Allerdings hat der Receiver nur einen CA-Slot, welcher, wie ich nach kurzer Internetrecherche herausgefunden habe dasselbe wie ein CI-Slot ist. Da ich aus Österreich komme, brauche ich um ORF zu empfangen ein CI+ Modul, da ORF verschlüsselt übertragen wird.
Also kann ich den vergessen, oder?


----------



## qwerkop23 (8. Oktober 2013)

dann solltest du den 202e ins auge fassen.

Ferguson Ariva FA202E Digitaler HDTV-Satelliten-Receiver (HDMI, SCART, 2x USB 2.0) schwarz: Amazon.de: Elektronik

btw
ich wohne in deutschland und schaue auch orf hd mit meinem 102e, die frage ist nur wie lange noch


----------



## Elkhife (8. Oktober 2013)

Technisat hatte früher sehr tolle Hardware und noch bessere Software. Wie das heute aussieht weiß ich nicht aber grade bei Digital Receivern würde ich weniger auf den Preis und dafür auf die Software achten. Z.B. hatte Technisat vor 7 Jahren bereits das automatische aktualisieren von Kanälen falls sich die Frequenz ändert drauff was bei aktuellen Billiggeräten immer noch nicht vorhanden ist.

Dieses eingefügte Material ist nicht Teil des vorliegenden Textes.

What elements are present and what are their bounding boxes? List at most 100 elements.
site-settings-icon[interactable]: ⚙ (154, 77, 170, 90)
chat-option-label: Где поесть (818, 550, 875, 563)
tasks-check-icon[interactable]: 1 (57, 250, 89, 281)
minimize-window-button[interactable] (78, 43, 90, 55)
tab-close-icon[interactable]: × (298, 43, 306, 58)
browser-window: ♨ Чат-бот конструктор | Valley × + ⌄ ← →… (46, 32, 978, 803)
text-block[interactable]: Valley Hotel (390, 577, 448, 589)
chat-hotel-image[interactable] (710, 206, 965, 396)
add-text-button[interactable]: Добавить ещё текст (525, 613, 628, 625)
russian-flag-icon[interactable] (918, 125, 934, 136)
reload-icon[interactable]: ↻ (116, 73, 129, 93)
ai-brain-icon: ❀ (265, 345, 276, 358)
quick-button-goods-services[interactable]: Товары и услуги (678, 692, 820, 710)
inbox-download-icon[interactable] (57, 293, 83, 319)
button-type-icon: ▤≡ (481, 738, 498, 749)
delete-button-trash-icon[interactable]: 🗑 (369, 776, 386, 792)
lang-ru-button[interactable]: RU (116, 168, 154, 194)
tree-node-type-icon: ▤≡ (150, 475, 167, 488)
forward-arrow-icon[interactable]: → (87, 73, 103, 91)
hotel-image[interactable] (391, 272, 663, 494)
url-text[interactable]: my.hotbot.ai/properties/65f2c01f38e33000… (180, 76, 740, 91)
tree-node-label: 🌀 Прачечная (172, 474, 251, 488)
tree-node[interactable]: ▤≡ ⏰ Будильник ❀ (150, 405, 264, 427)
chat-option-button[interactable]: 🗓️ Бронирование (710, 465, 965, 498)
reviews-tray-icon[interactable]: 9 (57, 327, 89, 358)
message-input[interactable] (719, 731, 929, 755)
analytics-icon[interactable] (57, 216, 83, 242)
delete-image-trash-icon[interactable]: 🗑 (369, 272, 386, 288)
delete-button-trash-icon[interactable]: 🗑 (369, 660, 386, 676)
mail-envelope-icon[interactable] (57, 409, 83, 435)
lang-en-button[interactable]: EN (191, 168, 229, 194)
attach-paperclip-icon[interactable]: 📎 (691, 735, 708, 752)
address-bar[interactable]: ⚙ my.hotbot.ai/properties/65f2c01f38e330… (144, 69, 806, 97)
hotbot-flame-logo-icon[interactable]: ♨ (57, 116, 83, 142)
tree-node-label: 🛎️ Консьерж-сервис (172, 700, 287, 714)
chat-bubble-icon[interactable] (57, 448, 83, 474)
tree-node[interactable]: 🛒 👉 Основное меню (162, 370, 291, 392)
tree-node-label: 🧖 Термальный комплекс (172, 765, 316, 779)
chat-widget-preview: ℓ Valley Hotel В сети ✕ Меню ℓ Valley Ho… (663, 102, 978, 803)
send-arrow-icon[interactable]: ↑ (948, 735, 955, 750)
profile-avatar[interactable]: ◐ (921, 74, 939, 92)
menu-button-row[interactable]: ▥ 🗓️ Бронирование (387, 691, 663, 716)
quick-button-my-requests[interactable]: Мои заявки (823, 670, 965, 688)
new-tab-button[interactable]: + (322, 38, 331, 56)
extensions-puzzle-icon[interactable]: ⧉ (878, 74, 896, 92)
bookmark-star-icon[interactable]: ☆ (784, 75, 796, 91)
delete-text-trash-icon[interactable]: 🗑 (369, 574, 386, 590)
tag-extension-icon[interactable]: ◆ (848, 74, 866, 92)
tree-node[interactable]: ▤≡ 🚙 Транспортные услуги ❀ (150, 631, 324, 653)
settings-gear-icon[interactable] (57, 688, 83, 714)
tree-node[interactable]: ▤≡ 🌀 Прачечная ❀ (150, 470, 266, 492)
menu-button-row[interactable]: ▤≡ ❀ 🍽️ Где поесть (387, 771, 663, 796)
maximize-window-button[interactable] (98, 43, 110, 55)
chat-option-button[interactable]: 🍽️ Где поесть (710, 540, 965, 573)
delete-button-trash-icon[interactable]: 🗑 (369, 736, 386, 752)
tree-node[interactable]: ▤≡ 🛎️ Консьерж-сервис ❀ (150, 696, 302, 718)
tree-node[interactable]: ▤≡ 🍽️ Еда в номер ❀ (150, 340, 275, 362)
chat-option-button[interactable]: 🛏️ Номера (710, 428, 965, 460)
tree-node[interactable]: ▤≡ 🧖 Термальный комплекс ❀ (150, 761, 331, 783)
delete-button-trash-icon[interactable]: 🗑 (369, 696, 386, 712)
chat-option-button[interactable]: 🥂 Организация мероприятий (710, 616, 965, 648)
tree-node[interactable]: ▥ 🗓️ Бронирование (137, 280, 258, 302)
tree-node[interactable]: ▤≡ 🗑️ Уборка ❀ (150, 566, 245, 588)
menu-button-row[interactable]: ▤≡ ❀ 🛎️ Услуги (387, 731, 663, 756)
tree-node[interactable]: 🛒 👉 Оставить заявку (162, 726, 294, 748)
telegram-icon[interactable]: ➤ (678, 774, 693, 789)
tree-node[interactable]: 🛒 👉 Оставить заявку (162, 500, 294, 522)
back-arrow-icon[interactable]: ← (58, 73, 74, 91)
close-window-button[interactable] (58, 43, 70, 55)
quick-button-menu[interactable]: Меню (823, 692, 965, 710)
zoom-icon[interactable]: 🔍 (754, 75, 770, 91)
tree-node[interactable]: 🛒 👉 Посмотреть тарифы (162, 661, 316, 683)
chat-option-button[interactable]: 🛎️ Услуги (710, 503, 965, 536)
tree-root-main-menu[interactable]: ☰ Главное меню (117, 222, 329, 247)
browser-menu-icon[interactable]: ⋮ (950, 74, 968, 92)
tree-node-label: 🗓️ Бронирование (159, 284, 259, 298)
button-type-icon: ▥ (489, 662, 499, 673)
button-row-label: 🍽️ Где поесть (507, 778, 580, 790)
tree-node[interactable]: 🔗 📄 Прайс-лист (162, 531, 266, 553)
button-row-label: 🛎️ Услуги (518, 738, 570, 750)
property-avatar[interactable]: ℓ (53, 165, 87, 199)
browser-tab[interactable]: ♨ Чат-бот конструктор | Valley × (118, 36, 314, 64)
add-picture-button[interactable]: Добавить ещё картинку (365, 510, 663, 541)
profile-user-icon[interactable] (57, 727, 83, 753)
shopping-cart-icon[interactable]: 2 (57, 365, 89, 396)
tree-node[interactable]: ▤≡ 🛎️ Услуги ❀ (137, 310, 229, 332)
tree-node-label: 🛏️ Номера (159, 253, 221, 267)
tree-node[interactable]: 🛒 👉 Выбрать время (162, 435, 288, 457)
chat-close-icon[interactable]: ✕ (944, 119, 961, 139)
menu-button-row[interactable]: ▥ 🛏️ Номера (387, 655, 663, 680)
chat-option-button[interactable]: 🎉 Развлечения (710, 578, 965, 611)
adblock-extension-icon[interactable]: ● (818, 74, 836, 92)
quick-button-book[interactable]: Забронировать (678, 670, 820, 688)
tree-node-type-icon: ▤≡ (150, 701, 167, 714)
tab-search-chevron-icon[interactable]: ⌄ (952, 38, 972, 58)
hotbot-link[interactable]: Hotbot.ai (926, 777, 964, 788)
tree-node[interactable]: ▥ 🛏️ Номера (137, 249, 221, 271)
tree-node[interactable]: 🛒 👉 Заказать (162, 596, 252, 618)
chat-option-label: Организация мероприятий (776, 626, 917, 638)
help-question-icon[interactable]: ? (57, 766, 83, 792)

Mein Bruder hat für meine Mutter vor 2 Jahren ein "Noname" Receiver gekauft, zum Leidwesen von mir.


----------



## Mayday1980 (9. Oktober 2013)

was brauch ich beim Ferguson Ariva FA202E den noch alles um HD+ schauen zu können?


----------



## desm_ (9. Oktober 2013)

Der Ferguson Ariva FA202E hat lt. Amazon aber auch nur eine CI-Schnittstelle und keine CI+...

Mein Vater hat auch einen Technisat-Receiver, allerdings einen deutlich teureren. Hat vielleicht jemand Erfahrungen mit dem oben genannten Technisat TechniStar S2? Oder mit den BD-Playern im Startpost? 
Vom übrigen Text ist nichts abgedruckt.